Powódź zalała praskie zoo. Zwierzęta ewakuowane

Praskie zoo pod wodąZoo Praha

Praskie zoo pod wodą. Przechodząca przez Wełtawę fala zalała część ogrodu zoologicznego i wymusiła ewakuację zwierząt. Straty sięgają już ponad 160 mln czeskich koron.

Powódź, która nawiedziła Pragę w ostatnich dniach, nie oszczędziła ogrodu zoologicznego, położonego w dzielnicy Troja na północy miasta. W zoo mieszka prawie 4,5 tysiąca zwierząt 690 różnych gatunków. Ogród zaliczany jest do najlepszych na świecie. Zalany został niżej położony rejon ogrodu. Część zwierząt musiała zostać przeniesiona na wyżej położony teren - w tym m.in. tygrysy, lwy morskie i pingwiny. - Niektóre zwierzęta będą musiały być przewiezione do innych miast, jak Pilsko i Liberec, bo nie mogą wrócić do swoich pawilonów - powiedział dyrektor zoo Miroslav Bobek. Jak szacuje, straty spowodowane przez powódź sięgają już 160 milionów czeskich koron, czyli ok. 26 mln zł.
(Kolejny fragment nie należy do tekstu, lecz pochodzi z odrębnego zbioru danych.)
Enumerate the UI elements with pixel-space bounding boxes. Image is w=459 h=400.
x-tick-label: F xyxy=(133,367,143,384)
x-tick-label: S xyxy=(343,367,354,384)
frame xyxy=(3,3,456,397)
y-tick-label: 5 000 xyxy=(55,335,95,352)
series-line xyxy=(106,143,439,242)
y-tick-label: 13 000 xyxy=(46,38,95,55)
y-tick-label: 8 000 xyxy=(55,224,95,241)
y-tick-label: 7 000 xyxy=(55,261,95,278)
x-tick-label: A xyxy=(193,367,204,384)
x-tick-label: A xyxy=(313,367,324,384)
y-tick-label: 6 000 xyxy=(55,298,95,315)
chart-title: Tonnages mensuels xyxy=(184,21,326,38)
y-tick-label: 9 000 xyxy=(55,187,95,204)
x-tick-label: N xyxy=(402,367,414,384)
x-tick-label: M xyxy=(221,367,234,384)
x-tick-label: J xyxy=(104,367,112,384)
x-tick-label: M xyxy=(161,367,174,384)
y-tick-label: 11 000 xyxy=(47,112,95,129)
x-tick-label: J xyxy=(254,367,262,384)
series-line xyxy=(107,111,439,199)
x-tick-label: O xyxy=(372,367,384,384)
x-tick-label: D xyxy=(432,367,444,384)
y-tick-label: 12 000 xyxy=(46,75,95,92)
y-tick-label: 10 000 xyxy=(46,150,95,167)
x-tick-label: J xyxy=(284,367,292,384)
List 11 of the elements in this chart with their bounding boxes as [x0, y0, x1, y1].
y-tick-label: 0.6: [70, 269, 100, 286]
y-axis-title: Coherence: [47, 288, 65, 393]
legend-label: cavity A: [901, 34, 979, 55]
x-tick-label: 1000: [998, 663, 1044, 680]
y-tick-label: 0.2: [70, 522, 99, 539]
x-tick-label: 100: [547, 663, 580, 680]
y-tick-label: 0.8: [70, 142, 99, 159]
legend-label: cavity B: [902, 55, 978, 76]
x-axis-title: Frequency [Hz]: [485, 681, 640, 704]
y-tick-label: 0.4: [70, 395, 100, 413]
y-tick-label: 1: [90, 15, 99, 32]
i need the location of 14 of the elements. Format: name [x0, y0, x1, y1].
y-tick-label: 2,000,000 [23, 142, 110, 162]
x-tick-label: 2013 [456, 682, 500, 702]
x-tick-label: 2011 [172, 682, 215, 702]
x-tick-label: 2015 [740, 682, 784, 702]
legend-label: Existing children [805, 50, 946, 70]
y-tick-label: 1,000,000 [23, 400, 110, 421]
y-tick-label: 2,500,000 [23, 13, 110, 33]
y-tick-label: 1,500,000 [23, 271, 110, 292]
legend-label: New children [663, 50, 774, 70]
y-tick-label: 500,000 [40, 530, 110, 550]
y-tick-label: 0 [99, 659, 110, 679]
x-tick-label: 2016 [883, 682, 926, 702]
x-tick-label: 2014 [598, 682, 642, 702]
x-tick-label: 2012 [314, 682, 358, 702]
Tragiczna powódź, zginęły zwierzęta

Zoo zostało już kompletnie zalane 11 lat temu, w sierpniu 2002 roku. Wówczas straty sięgały ponad 230 mln koron, a wiele zwierząt nie przeżyło powodzi. Ogród stracił wówczas m.in. część gadów, słonia indyjskiego, goryla i lwa morskiego. Mieszkańcy ogrodu zostali dosłownie zmyci przez fale Wełtawy. Sprzątanie i naprawa uszkodzonych terenów trwały miesiącami. - Obecnie sytuacja jest bardzo podobna do tej sprzed 11 lat, chociaż woda nie jest tak wysoka - mówi Bobek. - Martwimy się o sprzęt i pawilony, którym grozi zniszczenie - dodał. Tym razem jednak udało się ocalić zwierzęta, które zaczęto przenosić na wyżej położony teren zanim fala kulminacyjna przeszła przez Pragę. Pracownicy zoo całą noc mieli pełne ręce roboty, Mimo zniszczeń, zoo będzie chciało otworzyć się dla zwiedzających jak najszybciej - być może już w środę. Na swojej stronie internetowej zamieściło też apel o finansową pomoc - wpłat można dokonywać na konto ogrodu lub za pomocą sms-a.